Rene Pellerin, an executive with Unifor Local 10-B and its former president, said members touring in the bush are collecting for him examples of woodwaste about to go up in smoke.

“Eastern [Canada] mills are just appalled at what we’re doing here,” Pellerin said.

“They’re starving for timber. They can’t run while we just burn this stuff.”

He highlighted two examples found this month, two smaller piles near Knouff Lake and a massive burn pile in the Monte Lake area.

Pellerin said both appear to contain potentially valuable wood resources that could, at least, be burned in a co-generation plant, including at the Domtar pulp mill in Kamloops.

“This is BTUs [heat energy] just going up in the air,” Pellerin said.

B.C.’s Forest and Range Practices Act governs what fibre can be left behind on the forest floor once logging is complete.

Rick Sommer, district forest manager in Kamloops, said companies are not breaking rules when they burn slash. He said the piles “don’t look significantly different from the piles I’ve seen over the past several weeks.”

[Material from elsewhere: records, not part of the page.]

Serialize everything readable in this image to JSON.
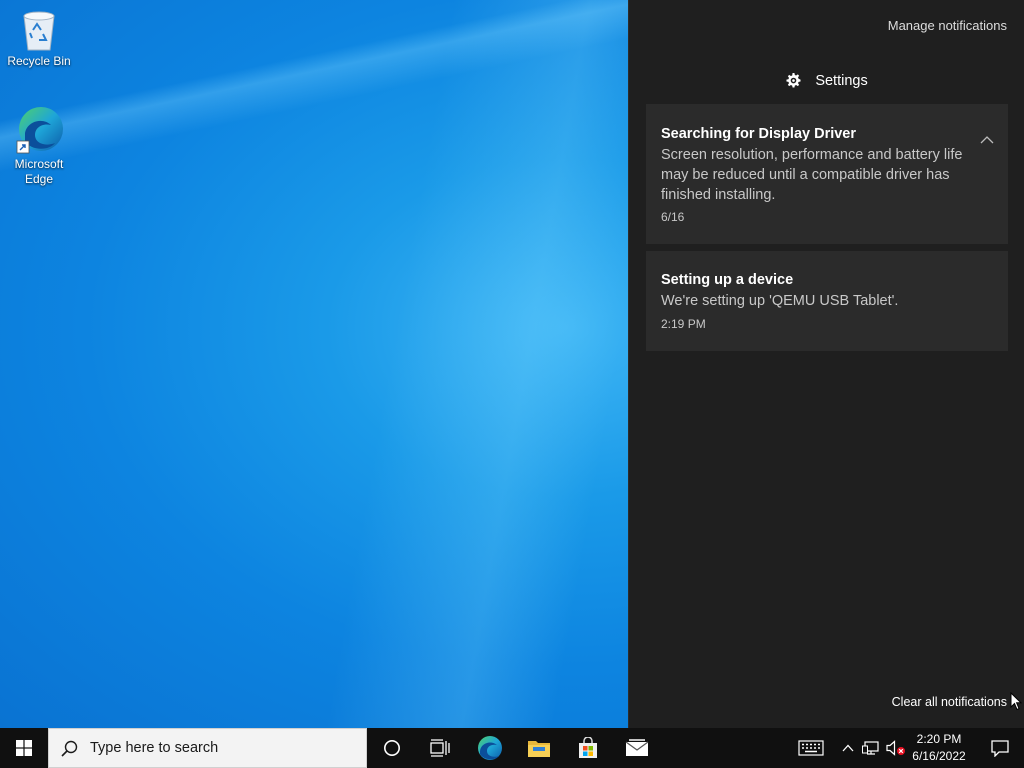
{
  "desktop": {
    "icons": [
      {
        "label": "Recycle Bin",
        "icon": "recycle-bin-icon"
      },
      {
        "label": "Microsoft Edge",
        "icon": "edge-icon"
      }
    ]
  },
  "action_center": {
    "manage_label": "Manage notifications",
    "group_header": "Settings",
    "group_icon": "gear-icon",
    "notifications": [
      {
        "title": "Searching for Display Driver",
        "body": "Screen resolution, performance and battery life may be reduced until a compatible driver has finished installing.",
        "time": "6/16",
        "expanded": true
      },
      {
        "title": "Setting up a device",
        "body": "We're setting up 'QEMU USB Tablet'.",
        "time": "2:19 PM"
      }
    ],
    "clear_all_label": "Clear all notifications"
  },
  "taskbar": {
    "search_placeholder": "Type here to search",
    "pinned": [
      "start-icon",
      "cortana-icon",
      "task-view-icon",
      "edge-icon",
      "file-explorer-icon",
      "store-icon",
      "mail-icon"
    ],
    "tray": {
      "time": "2:20 PM",
      "date": "6/16/2022",
      "icons": [
        "touch-keyboard-icon",
        "chevron-up-icon",
        "network-icon",
        "volume-muted-icon",
        "notification-icon"
      ]
    }
  },
  "colors": {
    "desktop_accent": "#0a84e0",
    "action_center_bg": "#1f1f1f",
    "card_bg": "#2b2b2b",
    "taskbar_bg": "#101010"
  }
}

There are rules in place allowing companies to burn only when weather conditions are favourable for venting.

The Kamloops Forest District, which oversees Crown timber in a 100-kilometre radius of the city, is part of a research project to determine if there are ways to utilize more of the fibre, including separating piles based on size and quality.

Potential uses include energy, creating wood pellets for export or solid wood products for larger and better quality pieces. A study will be completed this winter and presented at a symposium in Kamloops in the spring.

“We’re beginning to see some products in there folks can use,” Sommer said.

Burning slash piles were identified as the culprit behind poor air quality in the Thompson Valley in November 2014, according to a report published by Kamloops Physicians for a Healthy Environment.

Dr. Jill Calder, who represents the group, said the report “debunked” the idea that woodstoves cause sometimes poor air quality in the fall.

Calder said it was circulated to provincial ministries, but no noticeable change has occurred.

“They’re burning due to the risk of forest fire — I get that,” she said. “[But] it’s a waste of fuel. It’s a pollution source. Maybe we can do something more innovative.”

Pellerin said he’s pushing the issue at the national level of the union, which first took aim at slash burning more than seven years ago.

Sommer said the province recently introduced a new fibre-action utilization plan to get lower-quality fibre into the hands of the bioenergy sector, as well as for pulp and paper.